In contrast to other luxury retailers, Mytheresa carries fewer than 250 brands, living up to its tagline of, ‘The finest edit in luxury fashion.”
“We always say the journey of our customers starts with an occasion in mind, not with a product in mind,” said Kliger.
Mytheresa’s focus on occasion did not falter during the pandemic, when sales of cashmere, knitwear, sneakers and slide shoes boomed as shoppers traded in galas for the living room couch. And on the other side of luxury, categories like vacation wear, formal dresses and party clothes have rebounded more recently, he said.
Below are additional highlights from the conversation, which have been lightly edited for clarity.
A customer-first approach
“I’m often asked, ‘Are you a luxury company?’ No. ‘Are you a digital company?’ No. ‘Are you an operations company?’ No. What are we? We are a customer company. The staff and colleagues in our warehouses are as important to [ensuring] satisfied customers [as] the buyers that are out and selecting items, or the creatives that design the beautiful shoots and videos, or the techies that make sure the platform is as intuitively [designed as it needs to be]. We need everyone, and it’s a collective effort… In the end, the customer is the judge.”
On expanding into menswear
“We had a great experience over the last two years. We were latecomers to the [menswear] game. Mytheresa for many years was womenswear only. But that gave us a chance [to expand] because we hit the market when it transitioned from the successful streetwear styling phenomenon to a more dressed, matured [customer]. We launched with exclusive capsules from Thom Browne and Valentino. We have seen very nice traction: Eighty-five percent of our male menswear customers are pure menswear customers. They don’t buy anything else on Mytheresa, which tells us it’s a new audience… We continuously refine our positioning to be as curated and unique as we are in womenswear.”

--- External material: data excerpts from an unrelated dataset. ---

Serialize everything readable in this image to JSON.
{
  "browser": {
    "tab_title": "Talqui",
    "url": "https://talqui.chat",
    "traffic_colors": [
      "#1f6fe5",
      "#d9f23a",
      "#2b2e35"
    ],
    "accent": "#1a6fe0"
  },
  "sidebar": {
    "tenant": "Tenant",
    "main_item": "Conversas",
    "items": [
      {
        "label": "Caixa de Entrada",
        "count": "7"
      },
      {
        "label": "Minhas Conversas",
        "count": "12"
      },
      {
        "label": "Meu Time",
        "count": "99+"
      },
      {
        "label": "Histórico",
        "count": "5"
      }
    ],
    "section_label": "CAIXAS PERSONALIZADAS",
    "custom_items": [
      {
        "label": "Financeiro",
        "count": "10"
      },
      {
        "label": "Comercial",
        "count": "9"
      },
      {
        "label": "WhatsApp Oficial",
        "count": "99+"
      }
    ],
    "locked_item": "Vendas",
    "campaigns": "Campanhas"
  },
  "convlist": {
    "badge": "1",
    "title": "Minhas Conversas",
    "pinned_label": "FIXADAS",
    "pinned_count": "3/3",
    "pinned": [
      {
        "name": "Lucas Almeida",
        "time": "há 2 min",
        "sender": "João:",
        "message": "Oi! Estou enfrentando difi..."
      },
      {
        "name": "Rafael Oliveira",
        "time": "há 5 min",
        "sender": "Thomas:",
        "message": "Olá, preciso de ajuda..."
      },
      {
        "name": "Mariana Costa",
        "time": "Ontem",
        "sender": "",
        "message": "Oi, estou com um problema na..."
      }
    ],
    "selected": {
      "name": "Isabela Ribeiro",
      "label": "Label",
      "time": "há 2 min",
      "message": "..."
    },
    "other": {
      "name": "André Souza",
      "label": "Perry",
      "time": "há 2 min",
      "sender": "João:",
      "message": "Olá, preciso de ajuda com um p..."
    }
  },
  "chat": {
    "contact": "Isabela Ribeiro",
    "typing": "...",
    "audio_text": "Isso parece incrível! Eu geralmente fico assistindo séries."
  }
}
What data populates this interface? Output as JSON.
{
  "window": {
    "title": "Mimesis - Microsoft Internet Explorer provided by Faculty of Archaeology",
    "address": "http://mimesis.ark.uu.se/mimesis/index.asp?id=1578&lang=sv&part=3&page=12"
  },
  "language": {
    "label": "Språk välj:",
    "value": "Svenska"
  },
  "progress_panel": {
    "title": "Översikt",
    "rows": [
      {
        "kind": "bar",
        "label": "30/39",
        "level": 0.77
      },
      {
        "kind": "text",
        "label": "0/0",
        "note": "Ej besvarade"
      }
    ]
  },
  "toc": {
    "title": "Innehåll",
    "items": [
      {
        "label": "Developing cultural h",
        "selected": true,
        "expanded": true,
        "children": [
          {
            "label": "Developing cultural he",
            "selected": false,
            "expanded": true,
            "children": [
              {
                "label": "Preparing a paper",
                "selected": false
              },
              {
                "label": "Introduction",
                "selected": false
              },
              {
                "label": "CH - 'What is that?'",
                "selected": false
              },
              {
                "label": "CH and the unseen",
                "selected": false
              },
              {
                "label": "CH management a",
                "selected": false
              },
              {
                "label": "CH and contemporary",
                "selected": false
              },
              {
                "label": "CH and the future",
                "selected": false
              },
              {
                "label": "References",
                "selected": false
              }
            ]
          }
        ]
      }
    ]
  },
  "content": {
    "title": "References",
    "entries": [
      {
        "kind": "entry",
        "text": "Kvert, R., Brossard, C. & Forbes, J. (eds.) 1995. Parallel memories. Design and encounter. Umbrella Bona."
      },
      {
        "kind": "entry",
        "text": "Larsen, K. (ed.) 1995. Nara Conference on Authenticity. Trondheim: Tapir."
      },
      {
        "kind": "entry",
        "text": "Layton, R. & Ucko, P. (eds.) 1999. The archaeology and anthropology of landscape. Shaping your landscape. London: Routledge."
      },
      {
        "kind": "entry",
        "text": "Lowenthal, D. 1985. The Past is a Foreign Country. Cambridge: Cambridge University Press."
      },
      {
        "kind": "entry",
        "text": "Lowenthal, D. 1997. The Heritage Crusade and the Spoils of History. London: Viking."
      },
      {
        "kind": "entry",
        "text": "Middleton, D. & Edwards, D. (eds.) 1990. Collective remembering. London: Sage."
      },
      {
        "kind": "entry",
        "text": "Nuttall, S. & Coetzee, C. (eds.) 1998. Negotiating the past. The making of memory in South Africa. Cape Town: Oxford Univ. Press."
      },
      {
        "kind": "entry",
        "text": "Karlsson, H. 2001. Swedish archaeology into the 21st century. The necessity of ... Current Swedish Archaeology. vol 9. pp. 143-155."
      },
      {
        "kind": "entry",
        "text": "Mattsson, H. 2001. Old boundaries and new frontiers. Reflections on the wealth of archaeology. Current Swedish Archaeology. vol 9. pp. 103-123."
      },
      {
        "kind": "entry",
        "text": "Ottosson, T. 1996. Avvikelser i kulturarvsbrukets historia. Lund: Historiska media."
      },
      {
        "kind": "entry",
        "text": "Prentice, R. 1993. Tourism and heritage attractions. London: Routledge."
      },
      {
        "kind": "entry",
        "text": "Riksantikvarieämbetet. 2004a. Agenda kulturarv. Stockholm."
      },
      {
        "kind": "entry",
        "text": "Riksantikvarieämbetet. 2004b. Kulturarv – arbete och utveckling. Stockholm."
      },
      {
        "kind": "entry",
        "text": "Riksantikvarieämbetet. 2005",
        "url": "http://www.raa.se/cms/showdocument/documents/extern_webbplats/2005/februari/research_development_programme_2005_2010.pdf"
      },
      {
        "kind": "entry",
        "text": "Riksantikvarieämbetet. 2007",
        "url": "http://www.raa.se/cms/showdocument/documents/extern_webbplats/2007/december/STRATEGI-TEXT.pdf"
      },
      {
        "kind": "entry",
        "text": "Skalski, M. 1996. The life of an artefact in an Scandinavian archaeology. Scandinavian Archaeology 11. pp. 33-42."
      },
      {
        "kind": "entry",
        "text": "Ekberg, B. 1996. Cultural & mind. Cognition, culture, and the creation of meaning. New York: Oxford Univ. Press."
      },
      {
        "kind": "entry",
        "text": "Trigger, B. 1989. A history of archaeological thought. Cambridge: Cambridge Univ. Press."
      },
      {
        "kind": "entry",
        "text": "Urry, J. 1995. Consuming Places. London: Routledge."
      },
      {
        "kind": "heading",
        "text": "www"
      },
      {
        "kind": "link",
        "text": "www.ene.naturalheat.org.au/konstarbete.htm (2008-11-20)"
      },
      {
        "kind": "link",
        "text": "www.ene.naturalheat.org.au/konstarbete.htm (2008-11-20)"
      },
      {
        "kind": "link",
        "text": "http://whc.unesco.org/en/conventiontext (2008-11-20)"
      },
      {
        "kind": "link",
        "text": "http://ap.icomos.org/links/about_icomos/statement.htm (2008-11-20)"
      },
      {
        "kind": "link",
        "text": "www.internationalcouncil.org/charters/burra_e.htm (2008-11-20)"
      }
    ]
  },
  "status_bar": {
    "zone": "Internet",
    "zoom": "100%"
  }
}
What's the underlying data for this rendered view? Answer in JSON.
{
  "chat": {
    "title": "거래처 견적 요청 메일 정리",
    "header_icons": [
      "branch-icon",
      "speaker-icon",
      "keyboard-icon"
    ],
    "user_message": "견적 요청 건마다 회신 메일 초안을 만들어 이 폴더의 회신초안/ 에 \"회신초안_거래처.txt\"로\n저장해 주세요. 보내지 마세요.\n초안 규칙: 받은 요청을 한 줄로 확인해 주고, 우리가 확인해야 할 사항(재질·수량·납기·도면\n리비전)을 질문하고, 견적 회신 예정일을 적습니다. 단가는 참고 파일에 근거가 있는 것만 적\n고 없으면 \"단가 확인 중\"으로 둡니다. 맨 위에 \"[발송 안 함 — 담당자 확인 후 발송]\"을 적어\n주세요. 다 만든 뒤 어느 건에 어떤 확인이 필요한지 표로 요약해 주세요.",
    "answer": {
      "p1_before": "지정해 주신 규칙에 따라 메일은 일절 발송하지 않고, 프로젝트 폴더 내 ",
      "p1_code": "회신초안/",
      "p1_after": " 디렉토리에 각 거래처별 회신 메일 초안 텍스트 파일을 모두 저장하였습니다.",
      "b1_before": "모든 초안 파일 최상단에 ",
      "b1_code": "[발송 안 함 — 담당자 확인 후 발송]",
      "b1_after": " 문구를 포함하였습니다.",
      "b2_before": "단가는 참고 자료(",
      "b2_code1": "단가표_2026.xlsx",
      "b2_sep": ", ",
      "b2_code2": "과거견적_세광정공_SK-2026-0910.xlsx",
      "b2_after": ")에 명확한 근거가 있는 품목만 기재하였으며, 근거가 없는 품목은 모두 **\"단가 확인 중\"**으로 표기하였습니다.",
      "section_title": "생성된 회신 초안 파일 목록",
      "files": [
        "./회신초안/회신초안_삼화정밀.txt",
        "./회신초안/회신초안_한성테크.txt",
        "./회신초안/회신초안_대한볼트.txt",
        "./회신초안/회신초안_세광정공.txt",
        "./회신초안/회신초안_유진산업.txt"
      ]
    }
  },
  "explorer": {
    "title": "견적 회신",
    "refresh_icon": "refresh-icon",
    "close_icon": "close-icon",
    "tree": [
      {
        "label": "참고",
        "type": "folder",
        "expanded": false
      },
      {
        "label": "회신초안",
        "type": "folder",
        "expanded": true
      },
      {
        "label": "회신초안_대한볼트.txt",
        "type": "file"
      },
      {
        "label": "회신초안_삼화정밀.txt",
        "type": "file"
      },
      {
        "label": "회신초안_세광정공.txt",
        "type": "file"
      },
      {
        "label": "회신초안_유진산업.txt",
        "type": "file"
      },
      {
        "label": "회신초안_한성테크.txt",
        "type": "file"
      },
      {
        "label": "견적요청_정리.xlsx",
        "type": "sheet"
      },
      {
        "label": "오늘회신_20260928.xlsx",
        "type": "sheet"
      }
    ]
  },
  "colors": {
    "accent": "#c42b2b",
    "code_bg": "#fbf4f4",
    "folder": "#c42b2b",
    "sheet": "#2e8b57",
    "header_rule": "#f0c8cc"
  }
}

“Sustainability is a topic that is important to customers, investors, but also our teams. There’s also internal demand [to ask], ‘What is the company I’m working for doing?’ We have launched the Vestiaire partnership [and] we have committed ourselves to be fur-free with the new season: spring 2022. We also commit within this current fiscal year to becoming carbon neutral. The biggest source of carbon is shipping [and] sending packages. Suppose you buy from our platform and deliver it to the U.S. Carbon offsetting [costs] around 40 Euro cents. And we have committed to take that on as a company. And we will also offer our customers [the opportunity] to offset, but that goes beyond what the company does anyway — we don’t ask customers to do our job. But some customers also want to do something. Sustainability is a journey. There’s no end state, and every year, you need to be better.”